Wolf couldn’t make out what he was saying, but the guy seemed a little surprised. None of this made sense to any of them. The killings were not random; Zimmer had gone through a lot of trouble to come all this way to kill a SEAL Team Six operator. Somehow he’d known that the man would be here at this particular moment in time, which meant the Black October Revolution had pretty sophisticated intelligence contacts here.
He stood staring at Zimmer’s body, when Fischer came over and handed him the SIG.
“Any ideas?”
“His group is called the Black October Revolution, contract killers of high-profile targets—the four hits we know about were businessmen who weren’t in the EU. The hits happened off German soil, one of them, in fact, in Atlanta. Tony Aldrich, who was a big player in the real estate market in Spain and in Monaco.”
“Last year,” Fischer said. “It was in the news. There’ve been no arrests, but his girlfriend was a suspect. They have a penthouse in Palm Beach, so there was a Florida connection.” He glanced at Zimmer’s body. “You think it was this guy?”
“I don’t know, but we think it was the same organization.”
“Motive?”
“Money.”
“Killing a navy SEAL doesn’t fit the profile.”
“No,” Wolf said.
Fischer looked at him. “Your English is good.”

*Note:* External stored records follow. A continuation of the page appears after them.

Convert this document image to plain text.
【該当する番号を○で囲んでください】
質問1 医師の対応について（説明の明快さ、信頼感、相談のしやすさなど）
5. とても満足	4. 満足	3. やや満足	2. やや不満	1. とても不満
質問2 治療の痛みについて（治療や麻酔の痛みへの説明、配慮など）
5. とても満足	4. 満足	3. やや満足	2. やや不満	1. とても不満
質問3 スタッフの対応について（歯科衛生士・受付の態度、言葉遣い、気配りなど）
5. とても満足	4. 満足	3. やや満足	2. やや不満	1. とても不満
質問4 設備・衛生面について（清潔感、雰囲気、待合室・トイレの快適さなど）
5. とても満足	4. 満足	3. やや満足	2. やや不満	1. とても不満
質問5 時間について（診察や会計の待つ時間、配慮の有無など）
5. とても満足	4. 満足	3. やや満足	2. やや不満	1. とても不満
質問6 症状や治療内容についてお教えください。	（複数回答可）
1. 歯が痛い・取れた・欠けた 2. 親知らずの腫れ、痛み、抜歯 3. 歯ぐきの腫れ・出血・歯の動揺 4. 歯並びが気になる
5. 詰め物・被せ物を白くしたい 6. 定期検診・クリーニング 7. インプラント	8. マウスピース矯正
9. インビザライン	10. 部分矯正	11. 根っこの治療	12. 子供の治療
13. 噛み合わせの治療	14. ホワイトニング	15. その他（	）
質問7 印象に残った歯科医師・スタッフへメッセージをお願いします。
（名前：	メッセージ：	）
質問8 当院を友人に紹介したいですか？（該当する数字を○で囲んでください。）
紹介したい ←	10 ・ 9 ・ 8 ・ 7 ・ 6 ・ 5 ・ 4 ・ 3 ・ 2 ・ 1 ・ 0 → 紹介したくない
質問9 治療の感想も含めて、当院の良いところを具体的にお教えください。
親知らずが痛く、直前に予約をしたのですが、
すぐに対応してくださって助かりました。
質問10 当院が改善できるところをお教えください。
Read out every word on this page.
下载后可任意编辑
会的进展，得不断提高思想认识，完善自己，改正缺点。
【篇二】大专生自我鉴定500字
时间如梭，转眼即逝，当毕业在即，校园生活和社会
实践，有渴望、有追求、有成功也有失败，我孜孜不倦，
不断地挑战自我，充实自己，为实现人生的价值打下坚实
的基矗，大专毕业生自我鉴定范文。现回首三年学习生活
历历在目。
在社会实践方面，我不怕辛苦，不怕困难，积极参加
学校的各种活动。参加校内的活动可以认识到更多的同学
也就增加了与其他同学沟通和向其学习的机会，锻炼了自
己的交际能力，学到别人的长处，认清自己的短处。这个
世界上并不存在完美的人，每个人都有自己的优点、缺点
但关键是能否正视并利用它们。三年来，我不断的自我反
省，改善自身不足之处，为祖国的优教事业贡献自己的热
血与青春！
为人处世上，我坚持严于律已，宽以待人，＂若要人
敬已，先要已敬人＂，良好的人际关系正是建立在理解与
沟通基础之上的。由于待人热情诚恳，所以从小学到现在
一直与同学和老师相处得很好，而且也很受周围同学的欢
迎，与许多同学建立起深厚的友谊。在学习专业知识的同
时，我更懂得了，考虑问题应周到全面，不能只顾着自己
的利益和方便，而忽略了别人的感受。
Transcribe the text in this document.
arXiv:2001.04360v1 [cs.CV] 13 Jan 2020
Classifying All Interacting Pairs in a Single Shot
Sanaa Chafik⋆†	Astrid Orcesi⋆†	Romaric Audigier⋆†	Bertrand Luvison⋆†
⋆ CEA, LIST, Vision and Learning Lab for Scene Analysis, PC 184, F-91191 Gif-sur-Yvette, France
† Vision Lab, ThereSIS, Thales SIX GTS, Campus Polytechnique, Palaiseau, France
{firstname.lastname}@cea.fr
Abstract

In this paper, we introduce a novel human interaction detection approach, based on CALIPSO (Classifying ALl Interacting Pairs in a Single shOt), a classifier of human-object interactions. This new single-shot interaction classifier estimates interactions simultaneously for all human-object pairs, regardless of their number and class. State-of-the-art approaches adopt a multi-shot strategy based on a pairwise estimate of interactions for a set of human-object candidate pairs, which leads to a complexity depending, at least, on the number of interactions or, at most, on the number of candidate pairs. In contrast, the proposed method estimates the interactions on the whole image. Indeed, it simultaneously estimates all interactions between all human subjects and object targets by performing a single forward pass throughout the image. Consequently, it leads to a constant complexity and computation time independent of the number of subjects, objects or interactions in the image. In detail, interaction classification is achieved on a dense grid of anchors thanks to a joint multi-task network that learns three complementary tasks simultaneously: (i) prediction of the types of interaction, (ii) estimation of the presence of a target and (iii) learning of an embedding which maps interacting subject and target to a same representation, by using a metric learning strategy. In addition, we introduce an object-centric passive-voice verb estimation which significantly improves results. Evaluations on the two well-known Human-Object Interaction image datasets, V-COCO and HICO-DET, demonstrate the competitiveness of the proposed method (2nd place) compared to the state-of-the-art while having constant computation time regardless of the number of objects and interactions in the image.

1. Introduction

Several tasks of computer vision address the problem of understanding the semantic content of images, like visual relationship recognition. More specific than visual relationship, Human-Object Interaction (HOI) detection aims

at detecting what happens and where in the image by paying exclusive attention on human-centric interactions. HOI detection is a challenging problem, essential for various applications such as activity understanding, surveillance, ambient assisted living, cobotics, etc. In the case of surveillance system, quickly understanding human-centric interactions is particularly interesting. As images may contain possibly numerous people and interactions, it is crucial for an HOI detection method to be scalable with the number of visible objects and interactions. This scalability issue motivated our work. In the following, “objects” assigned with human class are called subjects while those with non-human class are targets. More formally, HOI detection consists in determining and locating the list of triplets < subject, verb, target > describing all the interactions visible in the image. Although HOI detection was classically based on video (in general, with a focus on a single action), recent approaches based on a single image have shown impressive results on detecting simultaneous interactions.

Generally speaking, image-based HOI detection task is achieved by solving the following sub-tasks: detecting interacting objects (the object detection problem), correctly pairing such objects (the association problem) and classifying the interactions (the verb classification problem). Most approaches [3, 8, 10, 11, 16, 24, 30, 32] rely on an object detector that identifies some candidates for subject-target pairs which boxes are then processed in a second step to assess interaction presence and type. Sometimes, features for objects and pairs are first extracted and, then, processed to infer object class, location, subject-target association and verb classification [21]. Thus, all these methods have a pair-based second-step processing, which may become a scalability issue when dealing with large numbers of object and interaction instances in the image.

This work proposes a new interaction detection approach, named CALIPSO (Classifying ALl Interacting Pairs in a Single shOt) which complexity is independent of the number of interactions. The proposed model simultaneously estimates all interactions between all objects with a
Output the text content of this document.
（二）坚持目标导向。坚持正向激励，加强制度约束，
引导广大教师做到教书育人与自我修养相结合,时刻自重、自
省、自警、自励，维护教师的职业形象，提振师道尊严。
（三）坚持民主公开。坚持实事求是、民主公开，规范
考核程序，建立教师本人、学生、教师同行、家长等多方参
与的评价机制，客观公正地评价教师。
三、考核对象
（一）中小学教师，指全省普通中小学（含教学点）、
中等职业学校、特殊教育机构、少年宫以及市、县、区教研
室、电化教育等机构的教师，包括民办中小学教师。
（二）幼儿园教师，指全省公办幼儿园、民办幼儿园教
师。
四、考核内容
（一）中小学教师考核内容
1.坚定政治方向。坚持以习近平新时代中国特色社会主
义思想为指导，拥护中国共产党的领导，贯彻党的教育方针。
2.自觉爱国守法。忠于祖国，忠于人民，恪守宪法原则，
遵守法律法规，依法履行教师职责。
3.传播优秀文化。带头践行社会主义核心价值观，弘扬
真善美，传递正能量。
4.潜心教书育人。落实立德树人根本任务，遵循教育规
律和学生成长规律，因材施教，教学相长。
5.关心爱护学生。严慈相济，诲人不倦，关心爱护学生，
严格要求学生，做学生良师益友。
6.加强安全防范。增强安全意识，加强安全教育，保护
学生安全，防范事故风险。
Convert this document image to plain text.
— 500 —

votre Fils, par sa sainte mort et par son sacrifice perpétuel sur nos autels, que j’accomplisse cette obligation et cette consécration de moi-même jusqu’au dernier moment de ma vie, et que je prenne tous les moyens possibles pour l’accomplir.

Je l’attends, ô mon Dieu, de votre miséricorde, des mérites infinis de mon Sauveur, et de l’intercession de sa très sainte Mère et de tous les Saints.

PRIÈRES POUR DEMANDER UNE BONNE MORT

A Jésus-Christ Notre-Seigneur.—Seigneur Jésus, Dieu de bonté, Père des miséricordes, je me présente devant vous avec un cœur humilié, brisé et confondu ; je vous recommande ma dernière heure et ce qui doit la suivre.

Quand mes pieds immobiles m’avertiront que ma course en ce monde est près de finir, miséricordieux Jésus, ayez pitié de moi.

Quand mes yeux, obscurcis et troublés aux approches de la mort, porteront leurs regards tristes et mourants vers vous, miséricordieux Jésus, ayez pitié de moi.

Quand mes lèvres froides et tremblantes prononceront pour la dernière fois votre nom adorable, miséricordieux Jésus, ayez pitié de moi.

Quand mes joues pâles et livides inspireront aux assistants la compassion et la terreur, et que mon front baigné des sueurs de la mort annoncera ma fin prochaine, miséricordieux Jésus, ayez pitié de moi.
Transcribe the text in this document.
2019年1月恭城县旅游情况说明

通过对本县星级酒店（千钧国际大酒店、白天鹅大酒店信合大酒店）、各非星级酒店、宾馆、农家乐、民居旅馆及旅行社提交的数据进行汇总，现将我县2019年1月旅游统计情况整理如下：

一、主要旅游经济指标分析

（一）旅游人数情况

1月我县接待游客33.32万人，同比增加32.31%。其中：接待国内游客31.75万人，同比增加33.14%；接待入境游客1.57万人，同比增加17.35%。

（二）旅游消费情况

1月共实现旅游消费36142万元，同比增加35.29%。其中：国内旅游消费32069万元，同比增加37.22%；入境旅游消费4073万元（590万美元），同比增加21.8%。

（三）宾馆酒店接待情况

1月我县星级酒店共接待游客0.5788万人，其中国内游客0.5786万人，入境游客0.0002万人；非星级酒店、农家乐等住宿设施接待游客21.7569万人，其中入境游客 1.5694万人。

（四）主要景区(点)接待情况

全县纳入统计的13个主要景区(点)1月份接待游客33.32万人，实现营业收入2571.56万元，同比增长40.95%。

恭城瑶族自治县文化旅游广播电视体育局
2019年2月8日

“I spent a couple of years at UC Berkeley a while back.”
“Party time?”
Wolf had to smile, remembering how different it was there than at Kaiserslautern or even Heidelberg. “Yes.”
“I’ve never been anywhere except a couple of cruises to the Caribbean with my wife.”
“Come to Berlin and my wife and I will show you around. Professional courtesy.”
“Sounds good,” Fischer said. “Your embassy wants you in D.C. They’ve booked a flight for you on American Airlines, leaves a little after five. Someone will meet you at the gate.”
“This wasn’t what I expected,” Wolf said, glancing up the dune toward the museum.
“You didn’t pull the trigger.”
“No, but if I had got here a little quicker, I might have prevented the woman’s death. No reason for her.”
“We might need you for the coroner’s inquest,” Fischer said. “Anyway, good hunting.”